İstanbul Büyükşehir Belediyesi tarafından belirlenen mezar yeri fiyatları belli oldu. İstanbul’daki bütün mezarlıklarda mezar yeri tahsisi için ücret alınıyor. Dört gruba ayrılan 564 mezarlığın fiyatları günün şartları, ekonomik göstergeler, mezar yerlerinin coğrafi ve fiziki özellikleri dikkate alınarak belirleniyor. Gömüleceğiniz yeri seçmek istiyorsanız bu haberi iyi okuyun. Sonuçta ölüm bize uğramak için her an hazırda bekliyor. İş cinayetleri, kadın cinayetleri, savaşlar…
Biliyorsunuz ki bu haber zenginler için yapılmıyor. Çünkü zaten hepsinin en iyi yerlerde aile mezarlıkları var. Dolayısıyla işçi kardeşlerim, bu reklam niteliğindeki haber hepimize gelsin.
Yıllarca güneş görmeyen evlerde yaşamış, yeşillikten mahrum kalanlar, ölünce nasıl bir yere gömülmek istersiniz? Deniz ve orman manzaralı diyorsanız birinci gruptan mezarlık alabilirsiniz. Bunun için yaklaşık 25 bin liranız olması yeterli. “Zaten asgari ücret alıyorum, o kadar param yok” diyorsanız tüm bankalarda yüksek faizli krediler emrinize amade. Unutmayın Karacaahmet Mezarlığı gibi birinci gruba giren bu mezarlıklarda güvenlik üst mertebede. Her gün mezarlar düzenli olarak sulanır ve çıkan yabani otlar itina ile temizlenir. Biliyorsunuz ki işyerlerimizde bile iş güvenliği yokken bu fırsat kaçmaz! Uygun fırsatlar arayanlar için ölüm sonrası masraf 6 bin liraya iniyor. Ulaşımı rahat ve merkezi. Ama metrobüse biraz uzak düşebilir.

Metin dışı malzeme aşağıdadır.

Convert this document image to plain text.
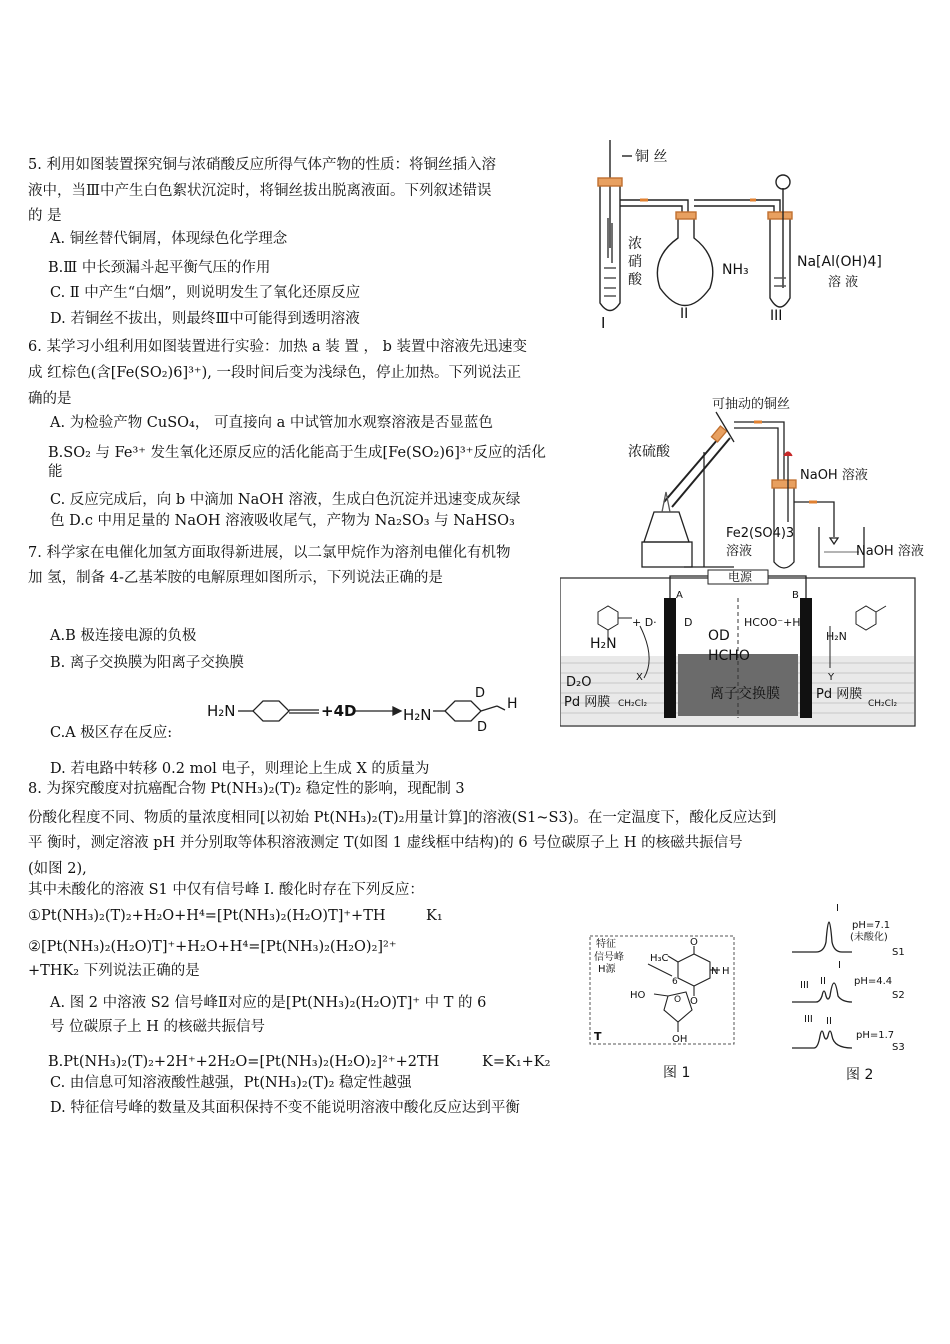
5. 利用如图装置探究铜与浓硝酸反应所得气体产物的性质：将铜丝插入溶
液中，当Ⅲ中产生白色絮状沉淀时，将铜丝拔出脱离液面。下列叙述错误
的 是
A. 铜丝替代铜屑，体现绿色化学理念
B.Ⅲ 中长颈漏斗起平衡气压的作用
C. Ⅱ 中产生“白烟”，则说明发生了氧化还原反应
D. 若铜丝不拔出，则最终Ⅲ中可能得到透明溶液
铜 丝
浓
硝
酸
NH₃	Na[Al(OH)4]
溶 液
I	II	III
6. 某学习小组利用如图装置进行实验：加热 a 装 置 ， b 装置中溶液先迅速变
成 红棕色(含[Fe(SO₂)6]³⁺), 一段时间后变为浅绿色，停止加热。下列说法正
确的是
A. 为检验产物 CuSO₄， 可直接向 a 中试管加水观察溶液是否显蓝色
B.SO₂ 与 Fe³⁺ 发生氧化还原反应的活化能高于生成[Fe(SO₂)6]³⁺反应的活化
能
C. 反应完成后，向 b 中滴加 NaOH 溶液，生成白色沉淀并迅速变成灰绿
色 D.c 中用足量的 NaOH 溶液吸收尾气，产物为 Na₂SO₃ 与 NaHSO₃
可抽动的铜丝
浓硫酸
NaOH 溶液
Fe2(SO4)3
溶液	NaOH 溶液
7. 科学家在电催化加氢方面取得新进展，以二氯甲烷作为溶剂电催化有机物
加 氢，制备 4-乙基苯胺的电解原理如图所示，下列说法正确的是
A.B 极连接电源的负极
B. 离子交换膜为阳离子交换膜
H₂N	+4D	H₂N
D
D
H
C.A 极区存在反应:
D. 若电路中转移 0.2 mol 电子，则理论上生成 X 的质量为
+ D·
H₂N
电源
A	B
D	HCOO⁻+H
OD
HCHO
D₂O
Pd 网膜 CH₂Cl₂
离子交换膜	Pd 网膜
CH₂Cl₂
H₂N
X	Y
8. 为探究酸度对抗癌配合物 Pt(NH₃)₂(T)₂ 稳定性的影响，现配制 3
份酸化程度不同、物质的量浓度相同[以初始 Pt(NH₃)₂(T)₂用量计算]的溶液(S1~S3)。在一定温度下，酸化反应达到
平 衡时，测定溶液 pH 并分别取等体积溶液测定 T(如图 1 虚线框中结构)的 6 号位碳原子上 H 的核磁共振信号
(如图 2),
其中未酸化的溶液 S1 中仅有信号峰 I. 酸化时存在下列反应：
①Pt(NH₃)₂(T)₂+H₂O+H⁴=[Pt(NH₃)₂(H₂O)T]⁺+TH	K₁
②[Pt(NH₃)₂(H₂O)T]⁺+H₂O+H⁴=[Pt(NH₃)₂(H₂O)₂]²⁺
+THK₂ 下列说法正确的是
A. 图 2 中溶液 S2 信号峰Ⅱ对应的是[Pt(NH₃)₂(H₂O)T]⁺ 中 T 的 6
号 位碳原子上 H 的核磁共振信号
B.Pt(NH₃)₂(T)₂+2H⁺+2H₂O=[Pt(NH₃)₂(H₂O)₂]²⁺+2TH	K=K₁+K₂
C. 由信息可知溶液酸性越强，Pt(NH₃)₂(T)₂ 稳定性越强
D. 特征信号峰的数量及其面积保持不变不能说明溶液中酸化反应达到平衡
特征
信号峰
H源
H₃C
6
O
N H
O
HO
OH
O
T
图 1
I
pH=7.1
(未酸化)
S1
III II
I
pH=4.4
S2
III II
pH=1.7
S3
图 2
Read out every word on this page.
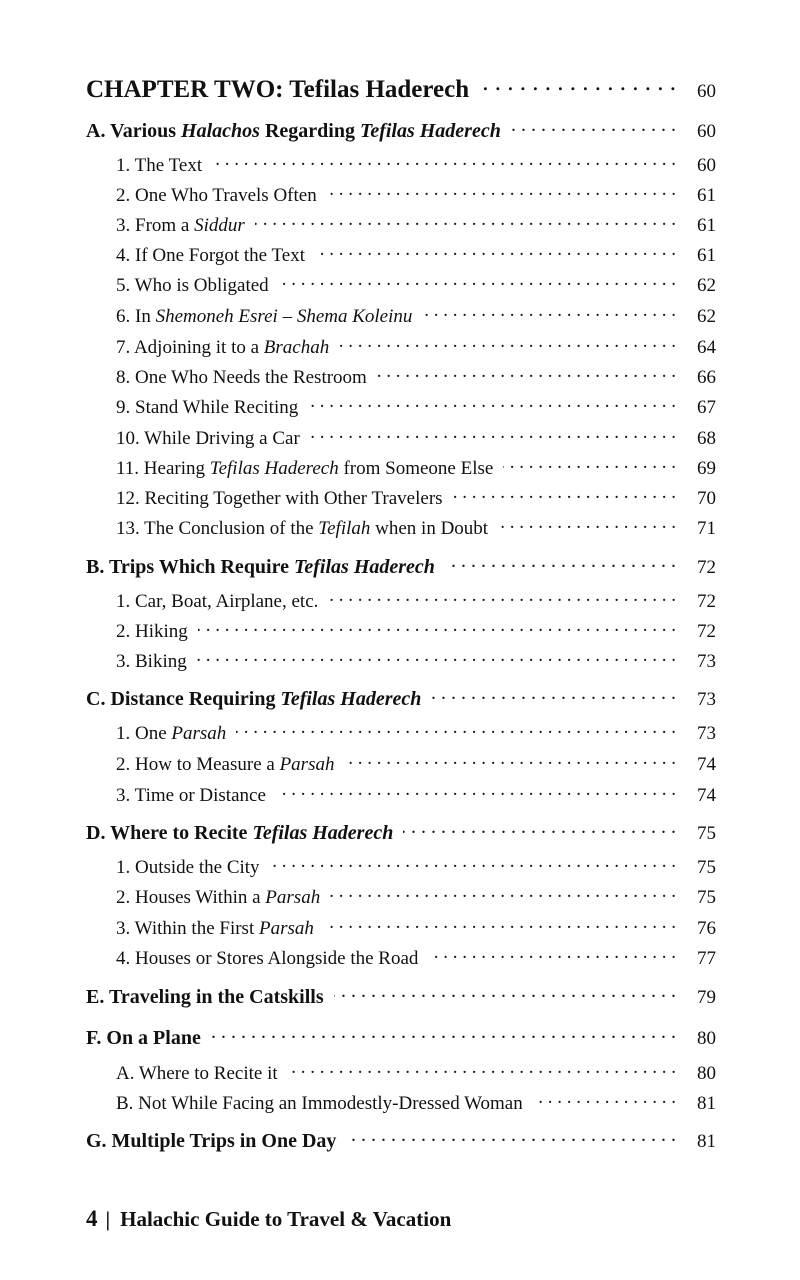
CHAPTER TWO: Tefilas Haderech . . .	60
A. Various Halachos Regarding Tefilas Haderech . . .	60
1. The Text . . .	60
2. One Who Travels Often . . .	61
3. From a Siddur . . .	61
4. If One Forgot the Text . . .	61
5. Who is Obligated . . .	62
6. In Shemoneh Esrei – Shema Koleinu . . .	62
7. Adjoining it to a Brachah . . .	64
8. One Who Needs the Restroom . . .	66
9. Stand While Reciting . . .	67
10. While Driving a Car . . .	68
11. Hearing Tefilas Haderech from Someone Else . . .	69
12. Reciting Together with Other Travelers . . .	70
13. The Conclusion of the Tefilah when in Doubt . . .	71
B. Trips Which Require Tefilas Haderech . . .	72
1. Car, Boat, Airplane, etc. . . .	72
2. Hiking . . .	72
3. Biking . . .	73
C. Distance Requiring Tefilas Haderech . . .	73
1. One Parsah . . .	73
2. How to Measure a Parsah . . .	74
3. Time or Distance . . .	74
D. Where to Recite Tefilas Haderech . . .	75
1. Outside the City . . .	75
2. Houses Within a Parsah . . .	75
3. Within the First Parsah . . .	76
4. Houses or Stores Alongside the Road . . .	77
E. Traveling in the Catskills . . .	79
F. On a Plane . . .	80
A. Where to Recite it . . .	80
B. Not While Facing an Immodestly-Dressed Woman . . .	81
G. Multiple Trips in One Day . . .	81
4 | Halachic Guide to Travel & Vacation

Ev için aldığım kredi zorluyor diyorsanız ikinci grup mezarlıklar daha uygun. Eyüp Mezarlığı gibi ferah, bol yeşillikli bir yer istiyorsanız sıfır mezarlar 10 bin lira. Mezarlığın girişinden yukarılara çıktıkça masmavi Haliç’i görmek mümkün. İşçilik hayatınızda görmediğiniz ama ismini duyduğunuz önemli şahıslarla aynı yerde gömülmüş olmanın huzurunu yaşabilirsiniz. Bu arada ölümden sonraki mezar fiyatları 5 bin liraya iniyor duymadık demeyin. “Şuan kredi çekecek durumda değilim, fazla mesailere kalıp para biriktireceğim” diyorsanız boşuna uğraşmayın. Mesailere kalarak kazandığınız üç kuruş, mezar taşına dahi yetmez. Siz iyisi mi yastık altında kalan dolarlarınızı (!) bozdurun. Size uygun gelecek üçüncü ya da dördüncü guruptan mezar bakın. Çünkü üçüncü grupta mezarlar 4 bin, dördüncü grupta ise 2 bin liraya mal oluyor. Şehrin gürültüsünden uzak, doğayla iç içe, içinizi açacak!
Durun bir dakika, bir son dakika haberi… Aşiyan, Karacaahmet, Edirnekapı ve Zincirlikuyu yüzde yüz dolmuş durumda. O mezarlıklara sadece aile mezarlığı olanlar gömülebiliyor!
Şu yazdıklarım şaka gibi. Ama ne yazık ki gerçek. Yaşarken biz Esenyurt’ta, Esenler’de, Bağcılar’da, patronlar ise Etiler’de, Tarabya’da, Beşiktaş’ta yaşıyor. Biz güneş görmeyen, yoksul evlerde yaşarken, onlar denize nazır, yeşilliğin bol olduğu villalarda yaşıyor. Ölürken de onlarla boy ölçüşecek halimiz yok, bu örgütsüz halimizle. Dünyada yaşanılacak en güzel şeyleri gasp eden patronlar, ölülerimize bile rahat vermezler. Yaşarken onca acı yaşayan bizler öldükten sonra rahat etmesek de olur. Zaten boşuna “ölümün adil olması için, hayatın adil olması gerek” dememişler. Kendi yaşamlarımıza sahip çıkmazsak, ölümümüzle böyle dalga geçmelerine izin vermiş oluruz.